One: I think about the time when the 12-yr old me refused to swap a supermarket trolley for a French woman’s offer of a 10 Franc coin. I didn’t understand what she wanted (it would save us both time! Of course!) and walked away. I really should apologise for wasting her time but, to do so, I need to consider the probability and inherent difficulty in a) tracking her down and b) if she’d remember. It’s close to 0 I think but without more in-depth thought I can’t say for sure.
Two: (Note, this is the most insidious of the lot. I advise you to not do this). I calculate the number of years between my age (37) and someone else’s when they did something of interest.
Bruce Willis was only 33 when he made Die Hard? Gah! That was 4 years ago for me! What have I been doing?

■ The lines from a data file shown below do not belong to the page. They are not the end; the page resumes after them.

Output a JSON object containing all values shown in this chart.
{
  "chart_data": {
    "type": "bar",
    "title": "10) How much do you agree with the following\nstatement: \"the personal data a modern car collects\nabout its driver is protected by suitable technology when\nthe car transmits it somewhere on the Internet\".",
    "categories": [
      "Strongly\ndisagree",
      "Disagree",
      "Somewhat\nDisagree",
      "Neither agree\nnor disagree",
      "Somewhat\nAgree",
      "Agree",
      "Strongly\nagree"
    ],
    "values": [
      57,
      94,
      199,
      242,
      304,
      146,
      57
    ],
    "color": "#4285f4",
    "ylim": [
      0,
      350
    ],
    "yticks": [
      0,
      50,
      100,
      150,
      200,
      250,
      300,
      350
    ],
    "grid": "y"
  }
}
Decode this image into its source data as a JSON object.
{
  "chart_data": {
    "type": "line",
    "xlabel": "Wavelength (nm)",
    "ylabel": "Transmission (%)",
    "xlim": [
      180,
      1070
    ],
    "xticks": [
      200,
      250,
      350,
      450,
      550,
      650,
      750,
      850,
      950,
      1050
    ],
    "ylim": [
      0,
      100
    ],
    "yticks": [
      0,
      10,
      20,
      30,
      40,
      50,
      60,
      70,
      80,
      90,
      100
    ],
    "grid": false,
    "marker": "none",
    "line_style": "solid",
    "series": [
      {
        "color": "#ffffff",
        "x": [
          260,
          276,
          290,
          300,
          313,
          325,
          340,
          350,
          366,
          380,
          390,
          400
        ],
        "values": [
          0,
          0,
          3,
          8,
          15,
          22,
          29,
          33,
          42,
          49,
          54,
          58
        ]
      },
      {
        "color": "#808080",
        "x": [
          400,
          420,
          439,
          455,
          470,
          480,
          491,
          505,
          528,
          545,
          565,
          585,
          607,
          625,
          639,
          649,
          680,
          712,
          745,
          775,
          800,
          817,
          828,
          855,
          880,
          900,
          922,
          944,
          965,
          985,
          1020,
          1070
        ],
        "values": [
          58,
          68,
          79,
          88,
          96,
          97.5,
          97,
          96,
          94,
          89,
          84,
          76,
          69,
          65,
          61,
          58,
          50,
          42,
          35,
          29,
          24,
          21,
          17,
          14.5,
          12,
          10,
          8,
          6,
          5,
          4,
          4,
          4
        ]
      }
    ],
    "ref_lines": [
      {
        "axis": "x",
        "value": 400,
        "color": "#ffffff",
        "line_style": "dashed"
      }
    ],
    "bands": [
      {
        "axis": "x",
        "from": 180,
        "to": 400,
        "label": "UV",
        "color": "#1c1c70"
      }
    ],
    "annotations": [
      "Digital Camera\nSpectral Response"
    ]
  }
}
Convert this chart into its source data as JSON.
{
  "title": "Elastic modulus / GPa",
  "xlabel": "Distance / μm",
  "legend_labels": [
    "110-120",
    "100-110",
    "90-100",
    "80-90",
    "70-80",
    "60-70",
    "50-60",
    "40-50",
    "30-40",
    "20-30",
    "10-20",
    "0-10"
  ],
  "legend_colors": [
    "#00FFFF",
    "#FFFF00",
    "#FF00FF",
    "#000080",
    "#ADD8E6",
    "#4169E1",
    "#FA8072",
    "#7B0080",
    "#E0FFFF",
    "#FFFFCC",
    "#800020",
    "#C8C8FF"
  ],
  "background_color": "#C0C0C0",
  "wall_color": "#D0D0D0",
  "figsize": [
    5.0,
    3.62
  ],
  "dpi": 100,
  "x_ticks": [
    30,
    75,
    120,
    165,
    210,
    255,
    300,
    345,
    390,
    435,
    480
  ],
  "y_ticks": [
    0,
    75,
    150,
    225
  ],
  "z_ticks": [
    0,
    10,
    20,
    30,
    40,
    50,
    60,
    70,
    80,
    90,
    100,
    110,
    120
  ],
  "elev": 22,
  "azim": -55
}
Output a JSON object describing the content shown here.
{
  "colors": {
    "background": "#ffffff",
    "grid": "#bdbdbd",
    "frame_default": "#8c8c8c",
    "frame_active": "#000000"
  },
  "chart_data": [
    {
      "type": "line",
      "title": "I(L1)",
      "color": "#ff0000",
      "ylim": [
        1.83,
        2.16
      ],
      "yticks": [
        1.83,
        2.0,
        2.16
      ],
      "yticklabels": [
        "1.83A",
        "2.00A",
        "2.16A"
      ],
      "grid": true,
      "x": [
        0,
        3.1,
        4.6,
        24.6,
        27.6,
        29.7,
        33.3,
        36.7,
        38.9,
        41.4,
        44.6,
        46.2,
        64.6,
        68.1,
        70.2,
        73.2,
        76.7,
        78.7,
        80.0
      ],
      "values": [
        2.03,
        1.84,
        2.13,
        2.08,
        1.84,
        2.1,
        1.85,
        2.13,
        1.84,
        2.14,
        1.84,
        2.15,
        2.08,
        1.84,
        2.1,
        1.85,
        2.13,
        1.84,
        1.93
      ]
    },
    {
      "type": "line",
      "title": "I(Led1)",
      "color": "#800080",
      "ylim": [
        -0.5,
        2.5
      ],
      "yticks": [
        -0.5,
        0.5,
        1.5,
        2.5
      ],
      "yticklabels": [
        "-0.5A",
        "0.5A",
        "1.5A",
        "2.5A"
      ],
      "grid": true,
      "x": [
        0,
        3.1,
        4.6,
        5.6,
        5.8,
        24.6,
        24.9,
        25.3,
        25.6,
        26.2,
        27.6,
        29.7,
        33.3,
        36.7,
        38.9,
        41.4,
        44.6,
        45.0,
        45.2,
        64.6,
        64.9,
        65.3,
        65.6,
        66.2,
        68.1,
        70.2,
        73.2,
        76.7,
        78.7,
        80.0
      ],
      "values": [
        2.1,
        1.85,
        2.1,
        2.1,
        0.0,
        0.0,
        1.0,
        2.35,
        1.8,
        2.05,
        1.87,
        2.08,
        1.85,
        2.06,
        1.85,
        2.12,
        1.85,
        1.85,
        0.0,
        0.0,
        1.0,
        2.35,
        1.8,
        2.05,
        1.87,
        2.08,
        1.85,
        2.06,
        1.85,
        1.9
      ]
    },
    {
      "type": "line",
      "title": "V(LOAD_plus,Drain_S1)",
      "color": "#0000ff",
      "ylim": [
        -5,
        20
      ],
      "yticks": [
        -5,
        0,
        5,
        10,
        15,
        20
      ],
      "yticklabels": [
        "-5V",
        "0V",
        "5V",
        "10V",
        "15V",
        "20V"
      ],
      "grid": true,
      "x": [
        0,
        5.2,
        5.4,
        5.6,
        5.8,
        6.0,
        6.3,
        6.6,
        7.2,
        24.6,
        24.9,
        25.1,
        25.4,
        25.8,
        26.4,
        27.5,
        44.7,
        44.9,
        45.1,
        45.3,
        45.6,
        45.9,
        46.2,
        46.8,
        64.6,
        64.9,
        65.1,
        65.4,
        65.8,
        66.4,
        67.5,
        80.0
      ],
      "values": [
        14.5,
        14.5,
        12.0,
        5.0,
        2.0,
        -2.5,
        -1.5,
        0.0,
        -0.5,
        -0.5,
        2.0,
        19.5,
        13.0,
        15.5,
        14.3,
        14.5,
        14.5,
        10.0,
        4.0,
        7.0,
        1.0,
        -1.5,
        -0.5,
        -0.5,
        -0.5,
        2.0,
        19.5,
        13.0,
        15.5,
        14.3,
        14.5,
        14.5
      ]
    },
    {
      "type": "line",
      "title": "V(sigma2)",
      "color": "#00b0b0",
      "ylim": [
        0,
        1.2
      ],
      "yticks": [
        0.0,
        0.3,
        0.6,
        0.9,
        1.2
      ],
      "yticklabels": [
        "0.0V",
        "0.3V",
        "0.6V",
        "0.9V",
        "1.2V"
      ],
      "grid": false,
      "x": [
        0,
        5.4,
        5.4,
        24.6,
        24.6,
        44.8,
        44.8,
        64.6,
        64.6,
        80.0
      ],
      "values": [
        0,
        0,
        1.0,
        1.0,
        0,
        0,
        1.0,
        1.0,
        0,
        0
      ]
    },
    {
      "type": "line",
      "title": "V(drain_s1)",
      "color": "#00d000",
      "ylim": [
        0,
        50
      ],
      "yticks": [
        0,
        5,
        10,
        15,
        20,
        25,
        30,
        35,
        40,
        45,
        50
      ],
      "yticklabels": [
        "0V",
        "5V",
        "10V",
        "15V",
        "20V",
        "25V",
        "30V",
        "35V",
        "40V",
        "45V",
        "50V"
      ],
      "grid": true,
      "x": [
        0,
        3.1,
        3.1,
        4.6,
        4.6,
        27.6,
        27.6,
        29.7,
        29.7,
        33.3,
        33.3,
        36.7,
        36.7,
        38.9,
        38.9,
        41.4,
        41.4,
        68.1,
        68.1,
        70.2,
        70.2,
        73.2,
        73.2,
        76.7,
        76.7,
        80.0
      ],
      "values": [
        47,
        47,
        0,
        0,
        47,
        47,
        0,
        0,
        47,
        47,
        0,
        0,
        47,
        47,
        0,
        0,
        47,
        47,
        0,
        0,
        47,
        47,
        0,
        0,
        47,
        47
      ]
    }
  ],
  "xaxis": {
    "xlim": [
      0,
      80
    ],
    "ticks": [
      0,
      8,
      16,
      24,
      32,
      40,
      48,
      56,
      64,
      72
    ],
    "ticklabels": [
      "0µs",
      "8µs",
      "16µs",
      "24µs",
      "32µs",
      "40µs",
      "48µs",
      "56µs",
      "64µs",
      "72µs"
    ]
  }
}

Three: I wonder whether I could write one of those rubbish self-help books you-flick-through-at-the-book-shop-counter-only-to-shake-your-head-in-bafflement-at-the-cheek-of-it and, if so, the minimum number of pages I need to write. I’ve got a working title so I’m almost there: “The Power of Tomorrow Today”. I can see the printing presses going already!
I wouldn’t mind procrastination so much if it resulted in output of value. But, as the examples above quite clearly show, it rarely does. File it under ‘Avoid at all costs’ forthwith.